MERSİN (İHA) - Ailedeki ve iş yerindeki olumsuzlukların çıraklarda depresyon riskini artırdığı ortaya çıktı. Mersin Üniversitesi'nce yapılan araştırmada, iş yerinde
Çırakların yüzde 7.6'sının dayağa, yüzde 18.7'sinin küfür ve alaya maruz kaldığı, yüzde 10.8'inin de son bir yıl içinde intihar girişiminde bulunduğu belirlendi.
Mersin Üniversitesi Tıp Fakültesi Halk Sağlığı ve Psikiyatri Anabilim Dalı öğretim elemanları, "Mersin Çıraklık Eğitim Merkezi Öğrencilerinde Depresyon Sıklığı ve Etkileyen Faktörler" konulu bir araştırma gerçekleştirdi. Araştırmaya Mersin Çıraklık Eğitim Merkezi'ne devam eden ve yaş ortalamaları 17 olan bin 152 çırak katıldı. Çalışmaya katılanların yüzde 83.3'ünü erkekler, yüzde 16.7'sini kızlar oluştururken, çırakların yüzde 89.3'ü ilköğretim mezunu, ailelerinin yüzde 62.6'sının aylık geliri asgari ücretin altında olduğu ve yüzde 37.4'ünün sosyal güvencesinin olmadığı bildirildi.
Araştırma sonucunda çırakların yüzde18.6'sında depresyonda olduğu açıklandı. Depresyon oranının kızlarda yüzde 26.6, erkeklerde yüzde 17 çıktığı, araştırmanın sonucuna göre, kızlar ve erkekler arasındaki depresyon farkı istatistiksel olarak anlamlı değil. Araştırma, çırakların yüzde 7.6'sının iş yerinde fiziksel istismara (dayak), yüzde 18.7'sinin duygusal istismara (küfür ve alay) maruz kaldıklarını, bu çıraklarda depresyonun daha fazla görüldüğünü de ortaya koydu.
Çıraklarda depresyonu tetikleyen bir başka etken de aile içinde yaşanan kavga. Araştırmaya katılan çırakların yüzde 19.4'nün ailesinde kavga ve geçimsizlik olduğu ve bu durumun da depresyon riskini artırdığı belirlenirken, çırakların yüzde 10.8'nin son bir yıl içinde intihar girişiminde bulunduğu ortaya çıktı. Çıraklarda alkol ve sigara kullanımı da depresyon riskini artırıyor.

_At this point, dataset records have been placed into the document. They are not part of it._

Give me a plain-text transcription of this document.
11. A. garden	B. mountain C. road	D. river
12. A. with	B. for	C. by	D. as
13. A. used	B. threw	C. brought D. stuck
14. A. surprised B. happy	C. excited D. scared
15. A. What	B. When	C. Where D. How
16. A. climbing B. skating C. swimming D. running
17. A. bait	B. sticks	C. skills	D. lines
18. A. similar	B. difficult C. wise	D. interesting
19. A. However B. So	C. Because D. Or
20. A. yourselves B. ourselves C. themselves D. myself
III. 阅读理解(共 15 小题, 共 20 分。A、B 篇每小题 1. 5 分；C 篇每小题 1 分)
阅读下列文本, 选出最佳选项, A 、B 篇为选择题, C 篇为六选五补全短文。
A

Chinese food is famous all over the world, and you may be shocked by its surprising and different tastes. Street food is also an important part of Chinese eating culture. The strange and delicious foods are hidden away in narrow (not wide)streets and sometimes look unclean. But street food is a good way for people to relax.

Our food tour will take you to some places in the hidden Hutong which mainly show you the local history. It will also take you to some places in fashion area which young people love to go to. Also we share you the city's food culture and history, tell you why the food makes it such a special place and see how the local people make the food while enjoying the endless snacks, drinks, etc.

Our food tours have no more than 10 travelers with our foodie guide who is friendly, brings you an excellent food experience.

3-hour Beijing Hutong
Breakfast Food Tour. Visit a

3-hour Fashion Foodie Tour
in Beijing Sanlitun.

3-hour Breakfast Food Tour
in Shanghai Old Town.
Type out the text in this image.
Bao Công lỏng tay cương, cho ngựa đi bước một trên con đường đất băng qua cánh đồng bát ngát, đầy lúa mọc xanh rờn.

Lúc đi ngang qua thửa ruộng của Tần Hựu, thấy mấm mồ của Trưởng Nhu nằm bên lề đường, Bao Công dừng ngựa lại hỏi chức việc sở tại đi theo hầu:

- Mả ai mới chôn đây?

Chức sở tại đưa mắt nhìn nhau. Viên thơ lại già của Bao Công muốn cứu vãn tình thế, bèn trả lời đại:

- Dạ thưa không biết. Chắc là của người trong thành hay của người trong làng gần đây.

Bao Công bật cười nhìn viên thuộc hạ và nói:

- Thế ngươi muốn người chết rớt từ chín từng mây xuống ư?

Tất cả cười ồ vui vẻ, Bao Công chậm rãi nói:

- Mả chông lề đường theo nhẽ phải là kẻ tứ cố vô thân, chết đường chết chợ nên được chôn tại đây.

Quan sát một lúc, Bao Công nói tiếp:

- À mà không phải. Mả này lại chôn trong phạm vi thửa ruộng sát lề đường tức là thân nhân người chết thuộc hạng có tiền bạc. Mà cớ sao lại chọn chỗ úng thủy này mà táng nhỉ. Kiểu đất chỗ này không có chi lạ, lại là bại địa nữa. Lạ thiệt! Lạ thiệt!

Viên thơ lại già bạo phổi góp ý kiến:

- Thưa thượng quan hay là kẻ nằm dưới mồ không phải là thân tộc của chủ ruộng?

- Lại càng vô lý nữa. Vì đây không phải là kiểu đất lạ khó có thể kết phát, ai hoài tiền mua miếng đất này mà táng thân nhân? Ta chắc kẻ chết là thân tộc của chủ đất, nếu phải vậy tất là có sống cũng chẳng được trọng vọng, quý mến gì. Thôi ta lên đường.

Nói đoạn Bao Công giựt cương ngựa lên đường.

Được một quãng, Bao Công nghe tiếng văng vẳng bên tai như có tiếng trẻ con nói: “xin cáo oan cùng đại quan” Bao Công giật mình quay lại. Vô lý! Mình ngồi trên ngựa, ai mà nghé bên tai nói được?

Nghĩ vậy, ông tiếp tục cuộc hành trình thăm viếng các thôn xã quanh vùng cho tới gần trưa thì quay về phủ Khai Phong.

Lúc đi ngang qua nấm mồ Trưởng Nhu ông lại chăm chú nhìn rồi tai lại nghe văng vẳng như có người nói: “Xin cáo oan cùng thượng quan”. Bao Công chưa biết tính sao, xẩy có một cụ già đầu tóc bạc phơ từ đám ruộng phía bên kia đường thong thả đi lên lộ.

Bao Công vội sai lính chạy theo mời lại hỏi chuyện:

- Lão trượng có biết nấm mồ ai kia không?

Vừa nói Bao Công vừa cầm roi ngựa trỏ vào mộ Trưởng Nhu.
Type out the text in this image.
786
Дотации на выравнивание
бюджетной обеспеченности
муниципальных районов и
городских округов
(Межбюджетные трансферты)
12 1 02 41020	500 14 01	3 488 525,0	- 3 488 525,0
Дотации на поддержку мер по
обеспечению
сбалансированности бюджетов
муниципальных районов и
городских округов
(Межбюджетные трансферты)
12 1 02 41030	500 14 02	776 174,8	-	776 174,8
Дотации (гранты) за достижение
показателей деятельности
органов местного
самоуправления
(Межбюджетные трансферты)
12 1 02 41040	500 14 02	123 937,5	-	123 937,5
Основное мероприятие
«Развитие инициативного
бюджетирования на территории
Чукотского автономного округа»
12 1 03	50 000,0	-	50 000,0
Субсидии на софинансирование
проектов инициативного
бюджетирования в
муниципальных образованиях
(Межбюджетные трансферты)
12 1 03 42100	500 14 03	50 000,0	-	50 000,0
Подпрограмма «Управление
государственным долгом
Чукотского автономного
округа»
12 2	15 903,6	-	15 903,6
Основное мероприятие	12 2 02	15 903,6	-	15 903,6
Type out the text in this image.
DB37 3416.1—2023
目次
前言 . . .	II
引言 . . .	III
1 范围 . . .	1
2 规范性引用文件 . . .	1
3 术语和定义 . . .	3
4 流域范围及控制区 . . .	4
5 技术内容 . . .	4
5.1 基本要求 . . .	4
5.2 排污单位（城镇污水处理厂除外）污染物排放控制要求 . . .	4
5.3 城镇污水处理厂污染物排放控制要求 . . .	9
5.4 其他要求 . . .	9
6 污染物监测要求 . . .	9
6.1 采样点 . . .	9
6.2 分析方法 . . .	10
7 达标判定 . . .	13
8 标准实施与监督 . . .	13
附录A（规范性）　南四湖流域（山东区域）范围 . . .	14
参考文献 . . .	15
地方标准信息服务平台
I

Araştırmanın sonucuna göre, ailedeki ve iş yerindeki olumsuzluklar çıraklarda depresyon riskini artırırken, koruyucu hekimlik açısından, Çıraklık Eğitim Merkezleri'nde bir psikolojik danışman istihdam edilmesinin bu riski azaltmaya katkıda bulunacağı ancak kesin çözümün; hükümet, işveren, meslek kuruluşları ve ailelerin işbirliği ile 0-18 yaş arasında çocukların çalışmasının ortadan kaldırılması olduğu ifade edildi.